Mr Gold said the investigation centred on tax and national insurance payments, adding: "It is completely wrong that our managing director has been picked on and singled out. For the complete avoidance of doubt, I want to make this 100% clear that, as we stated before, this matter is all about PAYE and NIC on two players from 2002 and 2003, and absolutely nothing has changed.
"The figures alleged to be involved are not substantial and not material to the company. The club employs highly-respected accountants and auditors and has always provided them with complete access to their accounts and other financial information.
"The club believe that it would be more appropriate that questions about financial matters be directed to them."

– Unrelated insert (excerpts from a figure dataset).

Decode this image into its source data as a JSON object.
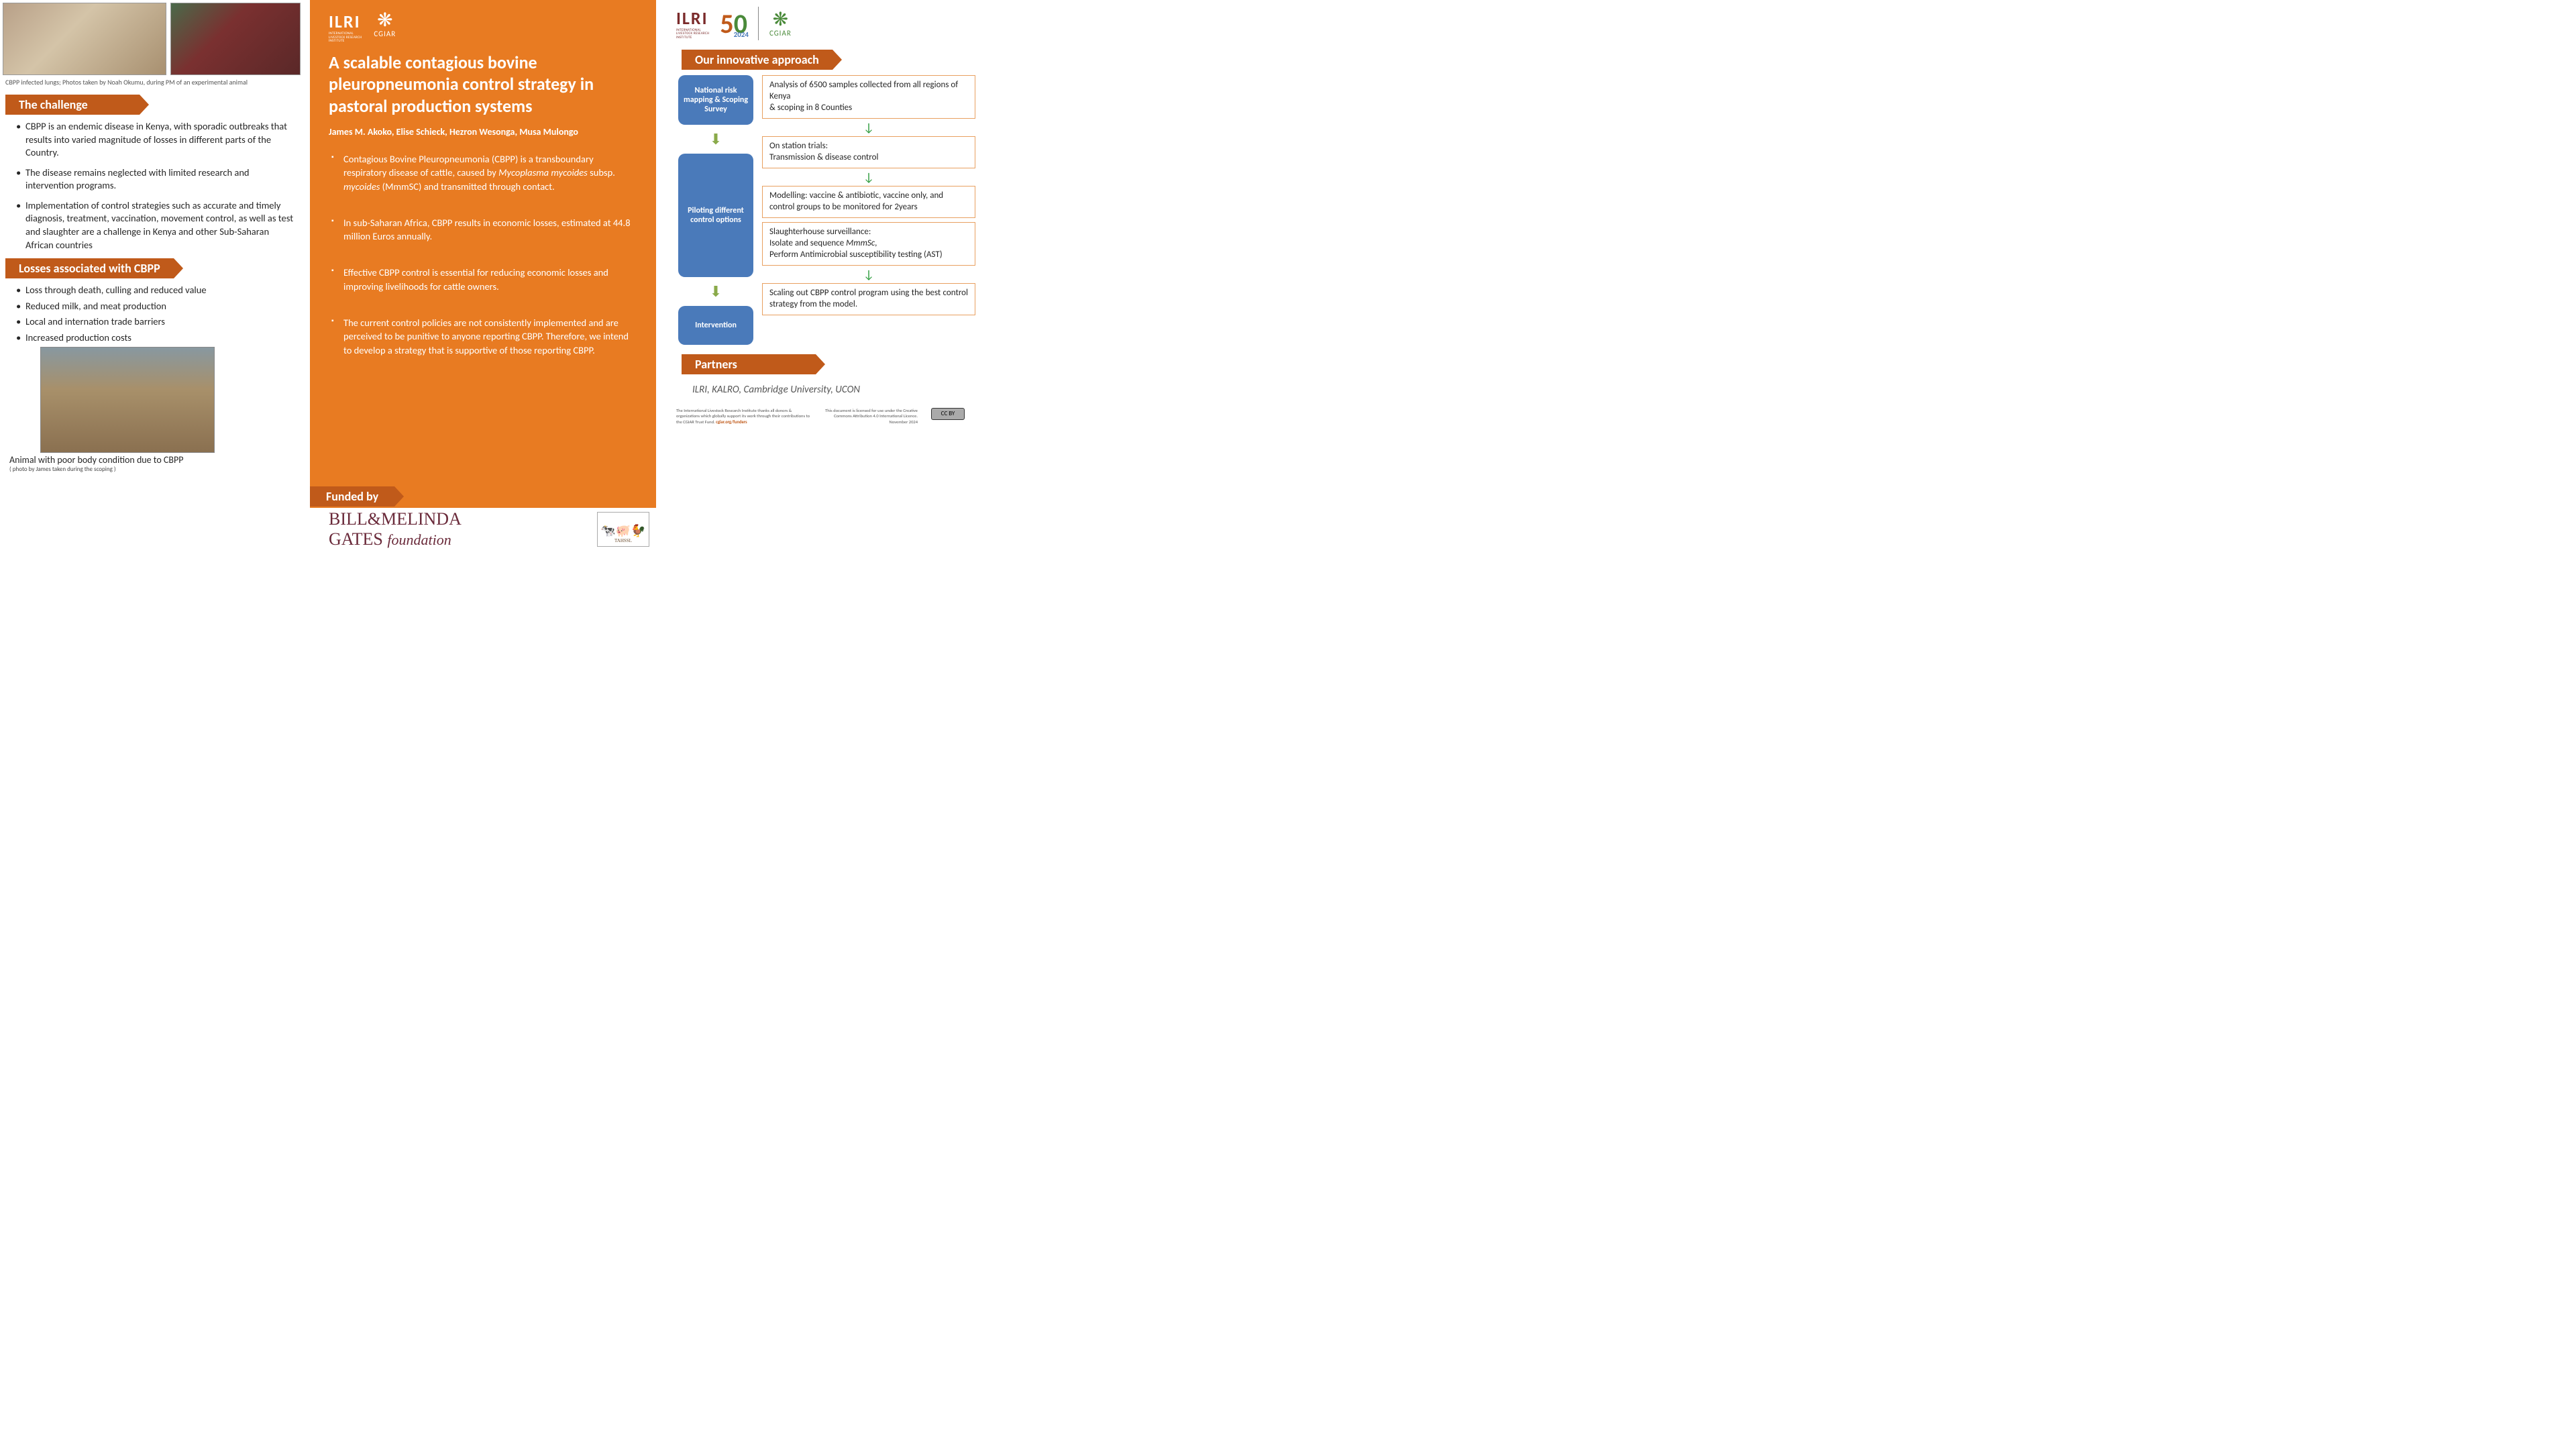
{
  "left": {
    "photo_caption": "CBPP infected lungs; Photos taken by Noah Okumu, during PM of an experimental animal",
    "challenge_header": "The challenge",
    "challenge_bullets": [
      "CBPP is an endemic disease in Kenya, with sporadic outbreaks that results into varied magnitude of losses in different parts of the Country.",
      "The disease remains neglected with limited research and intervention programs.",
      "Implementation of control strategies such as accurate and timely diagnosis, treatment, vaccination, movement control, as well as test and slaughter are a challenge in Kenya and other Sub-Saharan African countries"
    ],
    "losses_header": "Losses associated with CBPP",
    "losses_bullets": [
      "Loss through death, culling and reduced value",
      "Reduced milk, and meat production",
      "Local and internation trade barriers",
      "Increased production  costs"
    ],
    "cow_caption": "Animal with poor body condition due to CBPP",
    "cow_caption_sub": "( photo by James  taken during the scoping )"
  },
  "mid": {
    "ilri_label": "ILRI",
    "ilri_sub": "INTERNATIONAL\nLIVESTOCK RESEARCH\nINSTITUTE",
    "cgiar_label": "CGIAR",
    "title": "A scalable contagious bovine pleuropneumonia control strategy in pastoral production systems",
    "authors": "James M. Akoko, Elise Schieck, Hezron Wesonga, Musa Mulongo",
    "bullets_html": [
      "Contagious Bovine Pleuropneumonia (CBPP) is a transboundary respiratory disease of cattle, caused by <span class='italic'>Mycoplasma mycoides</span> subsp. <span class='italic'>mycoides</span> (MmmSC) and transmitted through contact.",
      "In sub-Saharan Africa, CBPP results in economic losses, estimated at 44.8 million Euros annually.",
      "Effective CBPP control is essential for reducing economic losses and improving livelihoods for cattle owners.",
      "The current control policies are not consistently implemented and are perceived to be punitive to anyone reporting CBPP. Therefore, we intend to develop a strategy that is supportive of those reporting CBPP."
    ],
    "funded_header": "Funded by",
    "gates_text": "BILL&MELINDA",
    "gates_foundation": "GATES foundation",
    "tahssl": "TAHSSL"
  },
  "right": {
    "ilri_label": "ILRI",
    "ilri_sub": "INTERNATIONAL\nLIVESTOCK RESEARCH\nINSTITUTE",
    "year_2024": "2024",
    "cgiar_label": "CGIAR",
    "approach_header": "Our innovative approach",
    "flow_nodes": [
      "National risk mapping & Scoping Survey",
      "Piloting different control options",
      "Intervention"
    ],
    "detail_boxes": [
      "Analysis of 6500 samples collected from all regions of Kenya\n& scoping in 8 Counties",
      "On station trials:\nTransmission & disease control",
      "Modelling: vaccine & antibiotic, vaccine only, and control groups to be monitored for 2years",
      "Slaughterhouse surveillance:\nIsolate and sequence MmmSc,\nPerform Antimicrobial susceptibility testing (AST)",
      "Scaling out CBPP control program using the best control strategy from the model."
    ],
    "partners_header": "Partners",
    "partners_text": "ILRI, KALRO, Cambridge University, UCON",
    "footer_thanks": "The International Livestock Research Institute thanks all donors & organizations which globally support its work through their contributions to the CGIAR Trust Fund.",
    "footer_funders_link": "cgiar.org/funders",
    "footer_license": "This document is licensed for use under the Creative Commons Attribution 4.0 International Licence. November 2024",
    "cc_label": "CC BY"
  },
  "colors": {
    "orange_bg": "#e87b22",
    "header_rust": "#c05a1a",
    "blue_node": "#4a7aba",
    "green_arrow": "#2a9a3a",
    "ilri_maroon": "#7a2a2a",
    "cgiar_green": "#4a8a3a"
  }
}
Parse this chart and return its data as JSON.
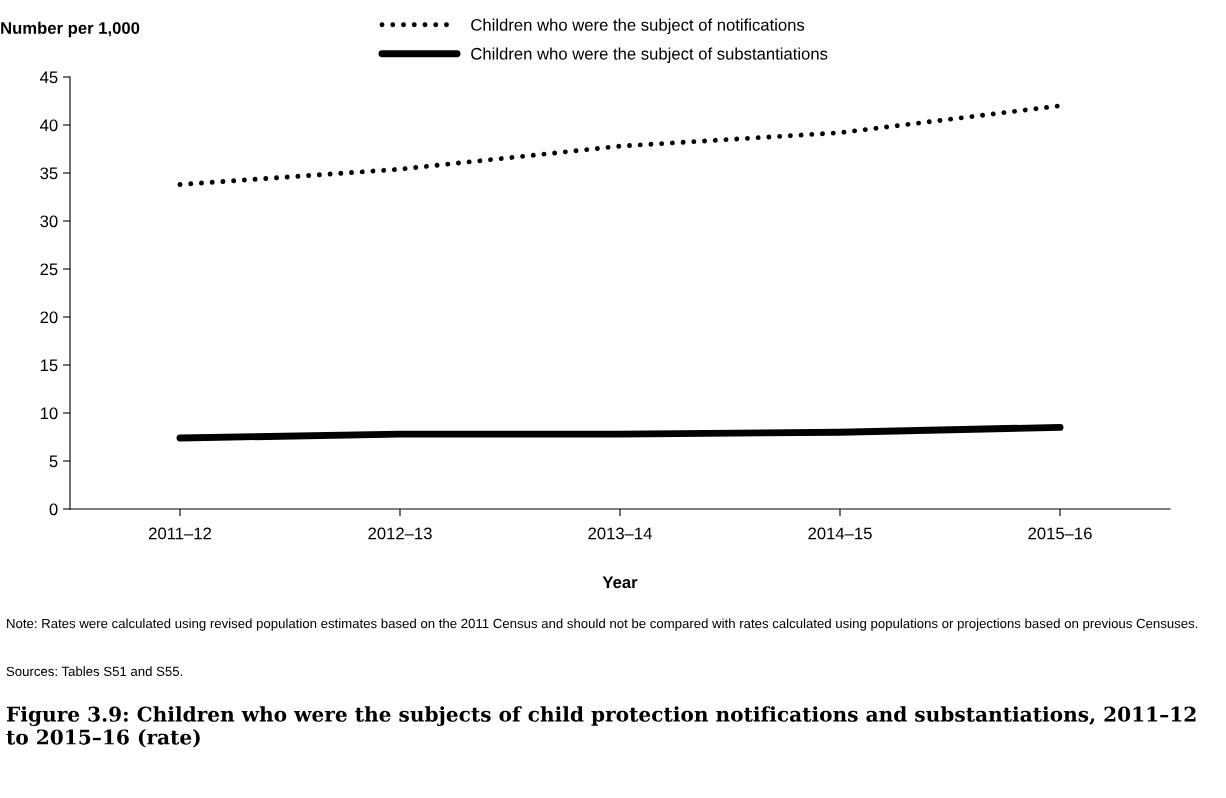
{
  "chart_data": {
    "type": "line",
    "title": "Figure 3.9: Children who were the subjects of child protection notifications and substantiations, 2011–12 to 2015–16 (rate)",
    "xlabel": "Year",
    "ylabel": "Number per 1,000",
    "categories": [
      "2011–12",
      "2012–13",
      "2013–14",
      "2014–15",
      "2015–16"
    ],
    "series": [
      {
        "name": "Children who were the subject of notifications",
        "color": "#000000",
        "line_style": "dotted",
        "values": [
          33.8,
          35.4,
          37.8,
          39.2,
          42.0
        ]
      },
      {
        "name": "Children who were the subject of substantiations",
        "color": "#000000",
        "line_style": "solid",
        "values": [
          7.4,
          7.8,
          7.8,
          8.0,
          8.5
        ]
      }
    ],
    "ylim": [
      0,
      45
    ],
    "yticks": [
      0,
      5,
      10,
      15,
      20,
      25,
      30,
      35,
      40,
      45
    ],
    "grid": false,
    "legend": "top",
    "marker": "none",
    "annotations": [
      "Note: Rates were calculated using revised population estimates based on the 2011 Census and should not be compared with rates calculated using populations or projections based on previous Censuses.",
      "Sources: Tables S51 and S55."
    ]
  }
}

Mr Gold stressed that the club "takes its financial responsibilities seriously".
A City of London Police spokeswoman confirmed that a 39-year-old woman was arrested as part of the continuing football investigation, but said it was not possible to provide details of the alleged offence, adding: "We have been working with HM Revenue and Customs (HMRC) from the outset of the investigation.
"The investigation has always focused on money laundering. The Fraud Prosecution Service has identified that tax offences may be involved."
Birmingham City released a statement stressing that Ms Brady had not been charged by police and "vehemently" denied any wrongdoing.
The statement said: "In the fullness of time, we believe the public will see that no offence has been committed by anyone at BCFC.
"The club continues to assist the police with their inquiries and have answered every question put to them."
In November 2007, officers arrested a series of high-profile figures in the national game in a controversial series of raids.
Other figures who remain on bail are believed to include former Portsmouth boss Harry Redknapp, the club's chief executive Peter Storrie, former chairman Milan Mandaric, former player Amdy Faye and agent Willie McKay.
Ms Brady became the UK's youngest football managing director when Birmingham City floated on the stock market in 1997.
She is also chairman of Kerrang! magazine and non-executive director of Channel 4, Mothercare and Sport England.
The HMRC said it was not making any comment.